As the state of North Carolina defends the controversial voting law passed by the General Assembly and signed by Governor Pat McCrory this summer, the Charlotte Observer notes that such broad restrictions in other states have hurt voters and lead to misgivings on the bench.
In Tuesday’s paper, the editorial board writes:
‘The state reiterated its stand that the changes were made to fight voter fraud and ensure voting integrity – and are not voter suppression, as litigants suggest.
That’s hogwash, of course. And it was refreshing to finally hear recently two prominent jurists whose landmark rulings enabled voter ID laws nationwide to essentially admit that.
Both Appeals Court Judge Richard A. Posner, appointed by President Ronald Reagan in 1981, and U.S. Supreme Court Justice John Paul Stevens, appointed by President Gerald Ford in 1975, expressed misgivings about the impact of rulings they made affirming voter ID laws. They both had seminal roles in the landmark Crawford v. Marion County Election Board case that upheld Indiana voter identification laws that, like North Carolina’s today, were viewed as the most stringent in the nation in 2007.
Posner wrote the Seventh Circuit Appeals court ruling in the Indiana case. But in a new book and in interviews last week, he all but said he wished he had not. When asked if he got the case wrong, he did not equivocate. “Yes. Absolutely. And the problem is that there hadn’t been that much activity with voter identification…. [The judges] weren’t really given strong indications that requiring additional voter identification would actually disfranchise people entitled to vote.”
But it clearly did, he said. His colleague, dissenting Judge Terence T. Evans had it right when he wrote: “Let’s not beat around the bush. The Indiana voter photo ID law is a not-too-thinly-veiled attempt to discourage election-day turnout by certain folks believed to skew Democratic.”
Stevens admitted to the Wall Street Journal last week that when the case got to the Supreme Court, it was dissenting Justice David Souter who got it right: Stevens cited Souter’s dissent that said the law would harm poor, minority, disabled, and elderly voters. “As a matter of actual history, he’s dead right.”
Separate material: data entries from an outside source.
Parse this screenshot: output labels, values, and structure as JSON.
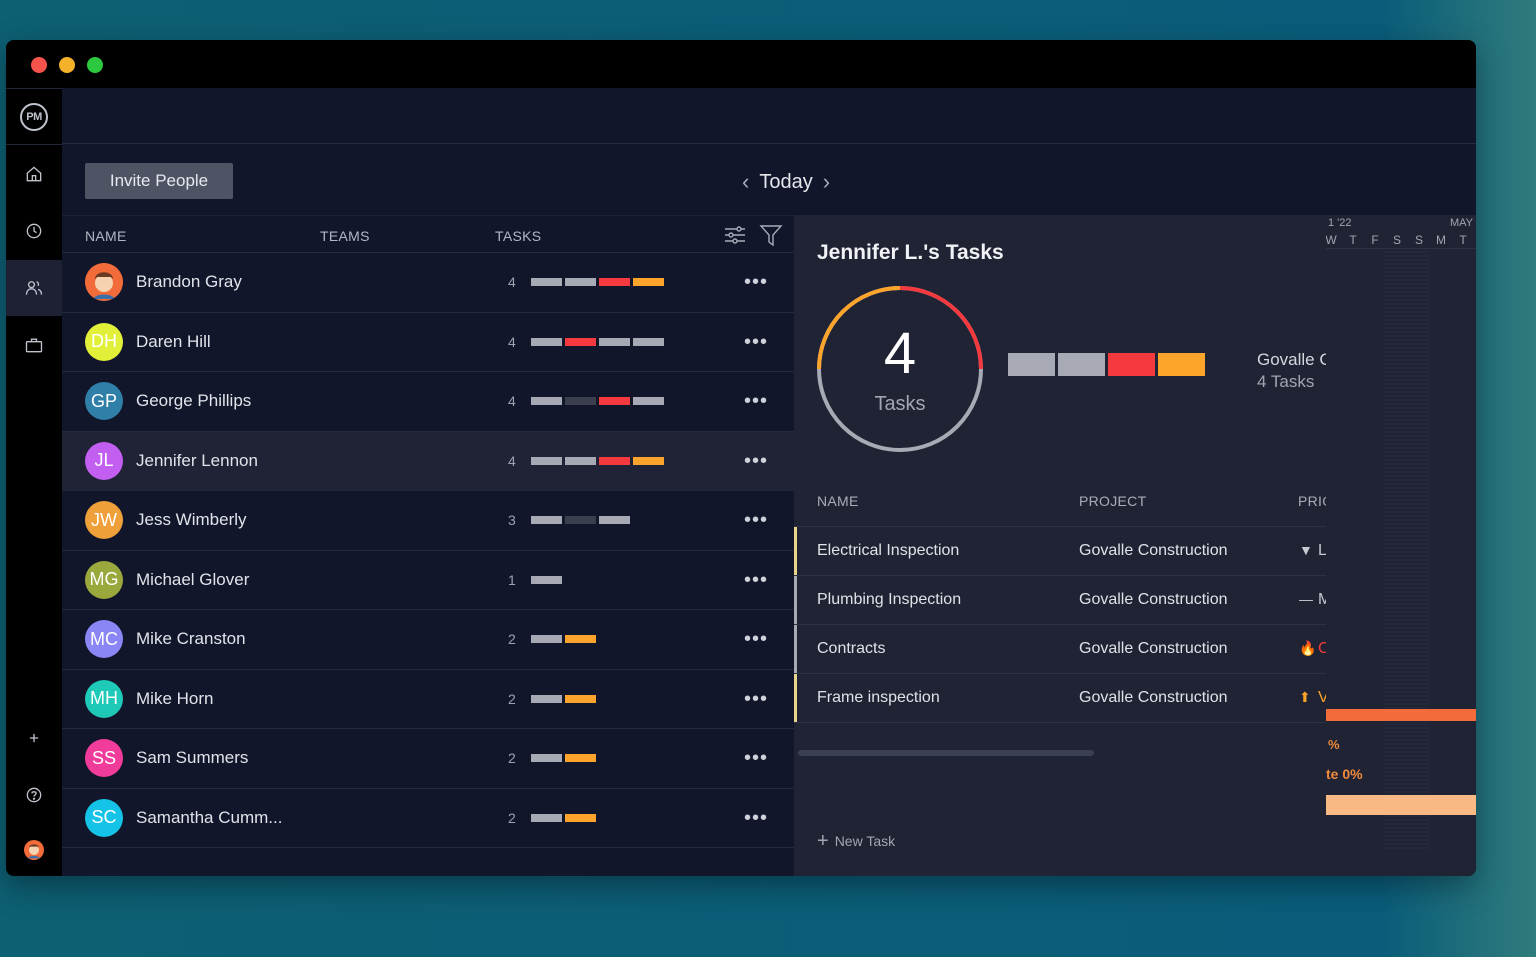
{
  "colors": {
    "gray": "#a7aab5",
    "dark": "#3a3e4f",
    "red": "#f43a3f",
    "orange": "#fca42b",
    "accent_yellow": "#e8d58a",
    "accent_gray": "#a7aab5"
  },
  "sidebar": {
    "logo": "PM",
    "items": [
      {
        "name": "home",
        "icon": "home-icon"
      },
      {
        "name": "time",
        "icon": "clock-icon"
      },
      {
        "name": "people",
        "icon": "people-icon",
        "active": true
      },
      {
        "name": "projects",
        "icon": "briefcase-icon"
      }
    ],
    "bottom": [
      {
        "name": "add",
        "icon": "plus-icon"
      },
      {
        "name": "help",
        "icon": "help-icon"
      },
      {
        "name": "profile",
        "icon": "avatar"
      }
    ]
  },
  "toolbar": {
    "invite_label": "Invite People",
    "today_label": "Today"
  },
  "people": {
    "headers": {
      "name": "NAME",
      "teams": "TEAMS",
      "tasks": "TASKS"
    },
    "rows": [
      {
        "initials": "",
        "name": "Brandon Gray",
        "color": "#f26b3a",
        "count": "4",
        "bars": [
          "gray",
          "gray",
          "red",
          "orange"
        ]
      },
      {
        "initials": "DH",
        "name": "Daren Hill",
        "color": "#e3f03a",
        "count": "4",
        "bars": [
          "gray",
          "red",
          "gray",
          "gray"
        ]
      },
      {
        "initials": "GP",
        "name": "George Phillips",
        "color": "#2f7fa8",
        "count": "4",
        "bars": [
          "gray",
          "dark",
          "red",
          "gray"
        ]
      },
      {
        "initials": "JL",
        "name": "Jennifer Lennon",
        "color": "#c25ef0",
        "count": "4",
        "bars": [
          "gray",
          "gray",
          "red",
          "orange"
        ],
        "selected": true
      },
      {
        "initials": "JW",
        "name": "Jess Wimberly",
        "color": "#f0a03a",
        "count": "3",
        "bars": [
          "gray",
          "dark",
          "gray"
        ]
      },
      {
        "initials": "MG",
        "name": "Michael Glover",
        "color": "#9aa83c",
        "count": "1",
        "bars": [
          "gray"
        ]
      },
      {
        "initials": "MC",
        "name": "Mike Cranston",
        "color": "#8a86f5",
        "count": "2",
        "bars": [
          "gray",
          "orange"
        ]
      },
      {
        "initials": "MH",
        "name": "Mike Horn",
        "color": "#1ec9b8",
        "count": "2",
        "bars": [
          "gray",
          "orange"
        ]
      },
      {
        "initials": "SS",
        "name": "Sam Summers",
        "color": "#f23c9c",
        "count": "2",
        "bars": [
          "gray",
          "orange"
        ]
      },
      {
        "initials": "SC",
        "name": "Samantha Cumm...",
        "color": "#16c3e8",
        "count": "2",
        "bars": [
          "gray",
          "orange"
        ]
      }
    ],
    "more_label": "•••"
  },
  "detail": {
    "title": "Jennifer L.'s Tasks",
    "total": "4",
    "total_label": "Tasks",
    "bars": [
      "gray",
      "gray",
      "red",
      "orange"
    ],
    "project_name": "Govalle C",
    "project_count": "4 Tasks",
    "table": {
      "headers": {
        "name": "NAME",
        "project": "PROJECT",
        "priority": "PRIO"
      },
      "rows": [
        {
          "name": "Electrical Inspection",
          "project": "Govalle Construction",
          "priority_icon": "▼",
          "priority": "L",
          "accent": "yellow",
          "priority_color": "#c6c9d1"
        },
        {
          "name": "Plumbing Inspection",
          "project": "Govalle Construction",
          "priority_icon": "—",
          "priority": "M",
          "accent": "gray",
          "priority_color": "#c6c9d1"
        },
        {
          "name": "Contracts",
          "project": "Govalle Construction",
          "priority_icon": "🔥",
          "priority": "C",
          "accent": "gray",
          "priority_color": "#f43a3f"
        },
        {
          "name": "Frame inspection",
          "project": "Govalle Construction",
          "priority_icon": "⬆",
          "priority": "V",
          "accent": "yellow",
          "priority_color": "#fca42b"
        }
      ]
    },
    "new_task_label": "New Task"
  },
  "gantt": {
    "month_left": "1 '22",
    "month_right": "MAY",
    "days": [
      "W",
      "T",
      "F",
      "S",
      "S",
      "M",
      "T"
    ],
    "pct1": "%",
    "pct2": "te 0%"
  }
}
But Stevens, who wrote the majority opinion in 2008 upholding the voter ID law, stands by his decision on constitutional grounds. He said not enough evidence was presented to persuade him to rule otherwise. He insisted that the ruling is unique to the Indiana case and should not be applied broadly to others.
Yet, that is exactly what North Carolina says should happen. N.C. officials cite Indiana and other states as precedent for setting up N.C.’s strict voter laws, which not only require a certain type of photo ID but mandate many other restrictive changes.
N.C. lawmakers can’t plead ignorance about the disproportionate impact these changes will have. Many, including this editorial board, have laid out the statistics: African Americans were 22 percent of registered voters in 2012, but they cast 33 percent of the ballots in the first week of early voting, 30 percent of the out-of-precinct ballots cast on Election Day, and 43 percent of the ballots cast on the now- eliminated first Sunday of early voting. They are 34 percent of the registered voters who do not appear to have a driver’s license or N.C. photo ID.
Early voting has proven to boost voter participation, something policymakers should welcome. In Mecklenburg County alone, early voting – especially weekend early voting – has become overwhelmingly popular. Nearly 900,000 voters have used that option over the last decade.
But come 2016, when the state’s restrictive laws are in place, that could change. The courts should take note of the regrets and misgivings past jurists are expressing. These laws will hurt, not help, voters.’